There are a series of nutrients that decrease cholesterol and saturated fat in the blood and arteries. These are lecithin, vitamin E and vitamin C, and niacin. These nutrients function efficiently in cleaning the arteries when taken in whole food. Lecithin is found in most legumes, particularly in soybeans. Both soybeans and mung beans are recommended by numerous researches and mainly by Chinese medicine for cleansing arteries, although nearly all beans, peas, and lentils are helpful. This is partly because legumes are a good source of choline, a lipotrophic agent that controls fat metabolism; choline is also a main component of lecithin.
When heat symptoms occur with arterial problems, the cooling qualities of soy and mung bean sprouts are useful. These sprouts are usually found in grocery stores and markets with well-stocked produce. Sprouts are also an excellent source of vitamin C, as well as cabbage, parsley, bell peppers, and citrus. Eating the white insides of peppers, the core of cabbage, and a little of the pulp and inner peel of citrus provides bioflavonoids, which act synergetically with vitamin C to strengthen blood vessel walls.

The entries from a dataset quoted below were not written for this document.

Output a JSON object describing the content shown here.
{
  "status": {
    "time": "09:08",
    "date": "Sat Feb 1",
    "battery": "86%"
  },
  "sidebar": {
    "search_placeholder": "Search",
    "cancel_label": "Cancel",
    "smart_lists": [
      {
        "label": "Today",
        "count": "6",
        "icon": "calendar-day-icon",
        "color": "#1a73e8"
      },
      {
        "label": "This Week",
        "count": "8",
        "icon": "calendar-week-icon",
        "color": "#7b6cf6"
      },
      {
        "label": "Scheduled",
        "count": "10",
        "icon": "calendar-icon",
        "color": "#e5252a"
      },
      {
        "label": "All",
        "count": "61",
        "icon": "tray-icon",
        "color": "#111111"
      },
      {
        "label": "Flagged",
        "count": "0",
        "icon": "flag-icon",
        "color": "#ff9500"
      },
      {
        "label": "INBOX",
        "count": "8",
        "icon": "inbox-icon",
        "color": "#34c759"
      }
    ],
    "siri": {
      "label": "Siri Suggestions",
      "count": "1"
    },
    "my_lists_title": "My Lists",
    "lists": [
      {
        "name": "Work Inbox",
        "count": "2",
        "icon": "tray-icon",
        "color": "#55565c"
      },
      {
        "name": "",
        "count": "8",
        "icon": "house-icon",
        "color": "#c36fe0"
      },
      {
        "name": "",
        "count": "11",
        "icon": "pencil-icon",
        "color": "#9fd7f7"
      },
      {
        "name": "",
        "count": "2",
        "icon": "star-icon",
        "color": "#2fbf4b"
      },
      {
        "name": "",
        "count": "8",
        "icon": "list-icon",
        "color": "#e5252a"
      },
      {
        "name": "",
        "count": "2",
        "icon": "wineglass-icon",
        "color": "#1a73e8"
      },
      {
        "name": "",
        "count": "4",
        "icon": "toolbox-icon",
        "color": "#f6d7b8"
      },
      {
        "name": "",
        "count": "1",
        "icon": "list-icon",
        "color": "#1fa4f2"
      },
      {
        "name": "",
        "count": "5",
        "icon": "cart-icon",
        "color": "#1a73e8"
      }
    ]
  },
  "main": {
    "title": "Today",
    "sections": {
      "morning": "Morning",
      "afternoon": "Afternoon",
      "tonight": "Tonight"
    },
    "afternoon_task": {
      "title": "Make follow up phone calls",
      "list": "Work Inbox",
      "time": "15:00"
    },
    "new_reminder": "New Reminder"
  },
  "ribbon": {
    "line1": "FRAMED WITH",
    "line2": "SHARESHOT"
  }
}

Plant fiber, especially the one found in whole grains, helps to reduce fat in the blood and avoid hardening of the arteries. This is why many people have started to include extra fiber in the diet in the form of bran.
Too much isolated bran, however, can be unhealthy in other respects. Eating the whole grain with all of its fiber and other nutrients intact shows better results than eating the bran alone. Most useful for cleansing the arteries are the grains with a slightly bitter flavor: rye, quinoa, amaranth, and oats, but all other whole grains are useful for this purpose. Unprocessed grains are also an exceptional source of niacin, and they all hold the freshest type of vitamin E in their oils.